My child is a derivative on my green card process, but he is turning twenty-one very soon. Should I be concerned?
Yes, your child could be in danger of "aging out." The “age out” issue is governed by the Child Status Protection Act (CSPA). Before CSPA, a child who turned 21 before approval of the relevant immigration application would “age-out,” meaning they would lose their preferential immigration status as a “child” under the INA. There was no protection for children who turned 21 before approval, even due to agency delays and visa backlogs. CSPA basically serves to freeze the age of the child at an earlier date in the immigration process, thus preventing an “age out” in only some cases. If or when the age of the child is “frozen” often depends on a variety of factors.
For example, CSPA generally applies only to children who turn 21 after August 6, 2002. There are some exceptions written in the law, where the petition was pending or the immigrant visa/adjustment of status application was pending or had not yet been filed. Additionally, please note that the CSPA protections do not extend to most temporary visas. This post addresses only the green card process.
For children of lawful permanent residents or derivative children of family-based, employment-based, or diversity visa processes, there is the following formula to determine whether a child has "aged out."

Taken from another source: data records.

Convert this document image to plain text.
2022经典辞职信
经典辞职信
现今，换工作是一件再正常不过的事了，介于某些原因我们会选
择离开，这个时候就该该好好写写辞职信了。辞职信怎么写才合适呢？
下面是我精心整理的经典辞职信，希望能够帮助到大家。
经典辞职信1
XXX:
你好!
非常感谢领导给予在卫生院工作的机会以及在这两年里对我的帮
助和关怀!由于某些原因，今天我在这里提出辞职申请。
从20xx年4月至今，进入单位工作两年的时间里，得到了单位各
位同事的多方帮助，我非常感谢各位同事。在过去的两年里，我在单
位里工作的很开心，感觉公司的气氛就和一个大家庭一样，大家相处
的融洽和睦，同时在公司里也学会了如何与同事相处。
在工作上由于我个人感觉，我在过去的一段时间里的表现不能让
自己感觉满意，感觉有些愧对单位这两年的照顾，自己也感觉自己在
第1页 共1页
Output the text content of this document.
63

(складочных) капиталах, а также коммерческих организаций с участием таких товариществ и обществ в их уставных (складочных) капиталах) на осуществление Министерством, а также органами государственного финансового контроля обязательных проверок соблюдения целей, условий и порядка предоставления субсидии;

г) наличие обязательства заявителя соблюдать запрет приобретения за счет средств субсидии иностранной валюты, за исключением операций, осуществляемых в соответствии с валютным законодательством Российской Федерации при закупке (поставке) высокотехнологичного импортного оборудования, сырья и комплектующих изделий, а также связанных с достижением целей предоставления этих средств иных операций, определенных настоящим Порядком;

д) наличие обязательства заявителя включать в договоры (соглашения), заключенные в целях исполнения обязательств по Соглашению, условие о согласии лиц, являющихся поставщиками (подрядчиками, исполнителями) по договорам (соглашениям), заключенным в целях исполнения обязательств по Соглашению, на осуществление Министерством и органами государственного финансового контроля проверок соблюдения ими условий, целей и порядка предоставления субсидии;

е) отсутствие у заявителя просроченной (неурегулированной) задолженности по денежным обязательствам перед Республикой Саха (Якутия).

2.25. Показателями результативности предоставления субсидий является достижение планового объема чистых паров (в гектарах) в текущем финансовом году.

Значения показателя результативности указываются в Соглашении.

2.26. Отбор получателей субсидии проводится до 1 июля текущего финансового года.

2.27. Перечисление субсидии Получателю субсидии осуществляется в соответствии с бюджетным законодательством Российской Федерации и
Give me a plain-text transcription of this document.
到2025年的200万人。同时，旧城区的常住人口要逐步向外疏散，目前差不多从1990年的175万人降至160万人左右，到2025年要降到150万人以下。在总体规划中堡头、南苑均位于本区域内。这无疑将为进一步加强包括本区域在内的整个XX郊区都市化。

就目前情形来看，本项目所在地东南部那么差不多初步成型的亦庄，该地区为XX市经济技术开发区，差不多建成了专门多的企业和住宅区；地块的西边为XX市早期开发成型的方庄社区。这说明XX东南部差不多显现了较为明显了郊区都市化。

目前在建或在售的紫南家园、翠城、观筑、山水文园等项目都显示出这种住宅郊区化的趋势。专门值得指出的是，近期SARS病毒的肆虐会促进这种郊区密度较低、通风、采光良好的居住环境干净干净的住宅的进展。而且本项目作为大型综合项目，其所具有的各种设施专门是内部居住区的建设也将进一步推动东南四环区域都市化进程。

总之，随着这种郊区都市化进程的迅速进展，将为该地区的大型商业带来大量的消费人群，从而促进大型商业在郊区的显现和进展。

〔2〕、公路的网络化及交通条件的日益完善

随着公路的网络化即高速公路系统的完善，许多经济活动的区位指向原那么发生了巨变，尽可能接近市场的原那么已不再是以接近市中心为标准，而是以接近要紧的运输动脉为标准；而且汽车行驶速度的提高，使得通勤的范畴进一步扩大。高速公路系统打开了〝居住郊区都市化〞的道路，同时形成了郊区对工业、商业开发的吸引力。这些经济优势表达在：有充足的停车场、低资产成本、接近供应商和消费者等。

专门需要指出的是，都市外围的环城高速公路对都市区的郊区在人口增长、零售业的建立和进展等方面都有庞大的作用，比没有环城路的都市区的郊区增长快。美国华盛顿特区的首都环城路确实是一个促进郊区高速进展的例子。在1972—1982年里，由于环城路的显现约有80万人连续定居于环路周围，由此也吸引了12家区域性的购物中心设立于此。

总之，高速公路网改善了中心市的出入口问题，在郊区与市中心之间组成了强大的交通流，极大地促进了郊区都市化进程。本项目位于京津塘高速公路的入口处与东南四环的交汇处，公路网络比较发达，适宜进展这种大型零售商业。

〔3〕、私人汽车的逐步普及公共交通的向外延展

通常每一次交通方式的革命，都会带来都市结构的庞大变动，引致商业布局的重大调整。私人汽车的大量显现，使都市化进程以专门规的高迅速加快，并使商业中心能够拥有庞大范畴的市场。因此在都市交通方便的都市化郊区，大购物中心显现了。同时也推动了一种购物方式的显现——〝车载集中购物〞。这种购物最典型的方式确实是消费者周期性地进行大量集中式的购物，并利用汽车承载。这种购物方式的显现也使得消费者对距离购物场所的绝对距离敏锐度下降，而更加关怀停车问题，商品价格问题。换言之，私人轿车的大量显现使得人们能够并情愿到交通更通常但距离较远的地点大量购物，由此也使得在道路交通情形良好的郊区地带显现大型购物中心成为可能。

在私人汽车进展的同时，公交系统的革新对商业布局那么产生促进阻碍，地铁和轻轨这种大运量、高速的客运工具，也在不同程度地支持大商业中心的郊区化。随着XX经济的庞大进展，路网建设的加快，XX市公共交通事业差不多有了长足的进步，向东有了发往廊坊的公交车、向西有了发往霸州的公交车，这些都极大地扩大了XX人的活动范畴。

1. First, determine the child’s age at the time a visa number becomes available. This is either the first day of the month that the DOS Visa Bulletin records the priority date as current OR the petition approval date if the priority date was already current as of the petition approval.
2. Second, subtract from this age the number of days the petition was pending. In family-based cases, we subtract the entire period from the priority date to the petition approval. In employment-based cases, we subtract the entire period from when the I-140 petition was filed to when it was approved. In diversity visa cases, we subtract the entire period between the first day of the diversity visa mail-in application and the date on the letter notifying the principal applicant that the application was selected.
Note that the beneficiary must seek lawful permanent resident status within one year of visa availability.